It is widely hypothesized that removing cellular transfer RNAs (tRNAs)—making their cognate codons unreadable—might create a genetic firewall to viral infection and enable sense codon reassignment. However, it has been impossible to test these hypotheses. In this work, following synonymous codon compression and laboratory evolution in Escherichia coli, we deleted the tRNAs and release factor 1, which normally decode two sense codons and a stop codon; the resulting cells could not read the canonical genetic code and were completely resistant to a cocktail of viruses. We reassigned these codons to enable the efficient synthesis of proteins containing three distinct noncanonical amino acids. Notably, we demonstrate the facile reprogramming of our cells for the encoded translation of diverse noncanonical heteropolymers and macrocycles.

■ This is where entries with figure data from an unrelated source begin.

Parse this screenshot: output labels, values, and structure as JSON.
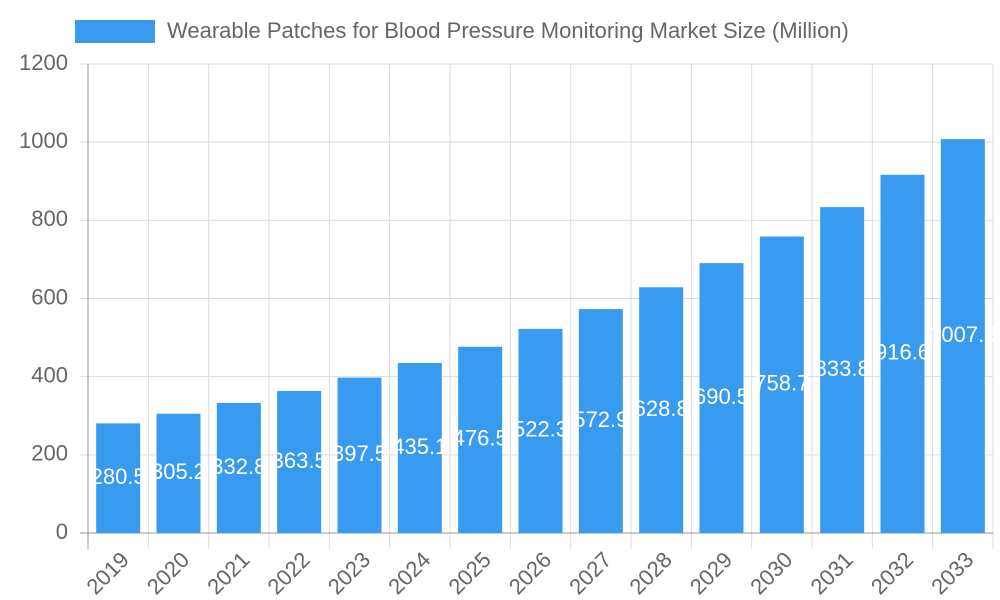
{
  "chart_data": {
    "type": "bar",
    "legend": "Wearable Patches for Blood Pressure Monitoring Market Size (Million)",
    "categories": [
      "2019",
      "2020",
      "2021",
      "2022",
      "2023",
      "2024",
      "2025",
      "2026",
      "2027",
      "2028",
      "2029",
      "2030",
      "2031",
      "2032",
      "2033"
    ],
    "values": [
      280.5,
      305.2,
      332.8,
      363.5,
      397.5,
      435.1,
      476.5,
      522.3,
      572.9,
      628.8,
      690.5,
      758.7,
      833.8,
      916.6,
      1007.8
    ],
    "color": "#389bef",
    "ylim": [
      0,
      1200
    ],
    "yticks": [
      0,
      200,
      400,
      600,
      800,
      1000,
      1200
    ],
    "grid": true
  }
}
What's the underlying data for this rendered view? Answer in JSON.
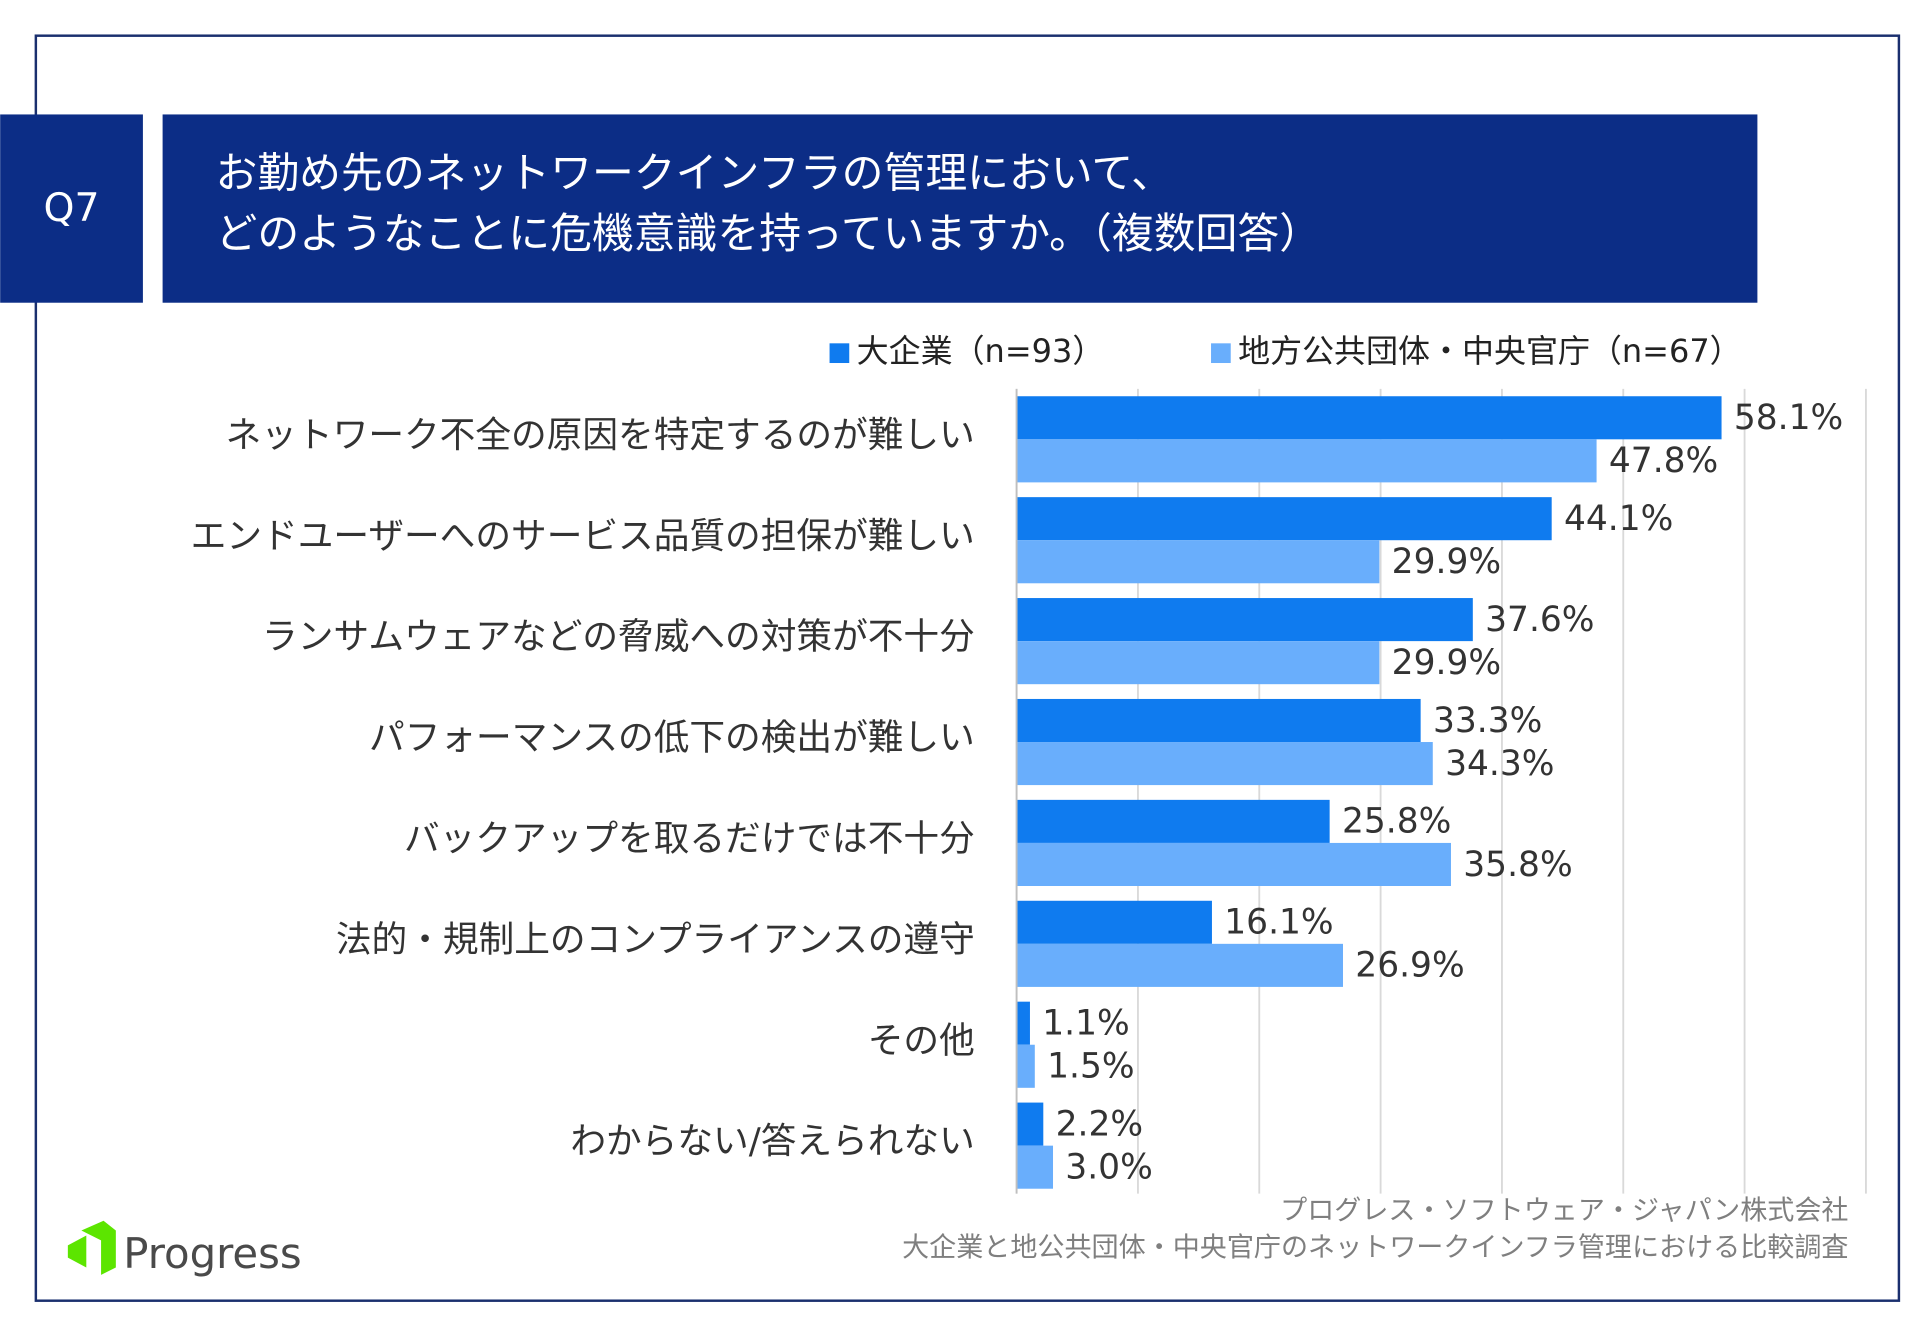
{
  "chart_data": {
    "type": "bar",
    "orientation": "horizontal",
    "question_label": "Q7",
    "title_lines": [
      "お勤め先のネットワークインフラの管理において、",
      "どのようなことに危機意識を持っていますか。（複数回答）"
    ],
    "categories": [
      "ネットワーク不全の原因を特定するのが難しい",
      "エンドユーザーへのサービス品質の担保が難しい",
      "ランサムウェアなどの脅威への対策が不十分",
      "パフォーマンスの低下の検出が難しい",
      "バックアップを取るだけでは不十分",
      "法的・規制上のコンプライアンスの遵守",
      "その他",
      "わからない/答えられない"
    ],
    "series": [
      {
        "name": "大企業（n=93）",
        "color": "#0f7bef",
        "values": [
          58.1,
          44.1,
          37.6,
          33.3,
          25.8,
          16.1,
          1.1,
          2.2
        ],
        "value_labels": [
          "58.1%",
          "44.1%",
          "37.6%",
          "33.3%",
          "25.8%",
          "16.1%",
          "1.1%",
          "2.2%"
        ]
      },
      {
        "name": "地方公共団体・中央官庁（n=67）",
        "color": "#69aefc",
        "values": [
          47.8,
          29.9,
          29.9,
          34.3,
          35.8,
          26.9,
          1.5,
          3.0
        ],
        "value_labels": [
          "47.8%",
          "29.9%",
          "29.9%",
          "34.3%",
          "35.8%",
          "26.9%",
          "1.5%",
          "3.0%"
        ]
      }
    ],
    "xlim": [
      0,
      70
    ],
    "xticks": [
      0,
      10,
      20,
      30,
      40,
      50,
      60,
      70
    ],
    "grid": true,
    "source_lines": [
      "プログレス・ソフトウェア・ジャパン株式会社",
      "大企業と地公共団体・中央官庁のネットワークインフラ管理における比較調査"
    ],
    "brand": "Progress"
  }
}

人们普遍认为，去除细胞转移 RNA (tRNA)——使它们的同源密码子不可读——可能会为病毒感染创建一个遗传防火墙，并实现有义密码子的重新分配。然而，要检验这些假设是不可能的。在这项工作中，遵循大肠杆菌中的同义密码子压缩和实验室进化，我们删除了 tRNA 并释放因子 1，它通常解码两个有义密码子和一个终止密码子；由此产生的细胞无法读取典型的遗传密码，并且完全抵抗病毒混合物。我们重新分配了这些密码子，以便能够有效合成含有三种不同的非常规氨基酸的蛋白质。值得注意的是，我们证明了我们的细胞可以轻松重新编程，以编码翻译各种非规范杂聚物和大环化合物。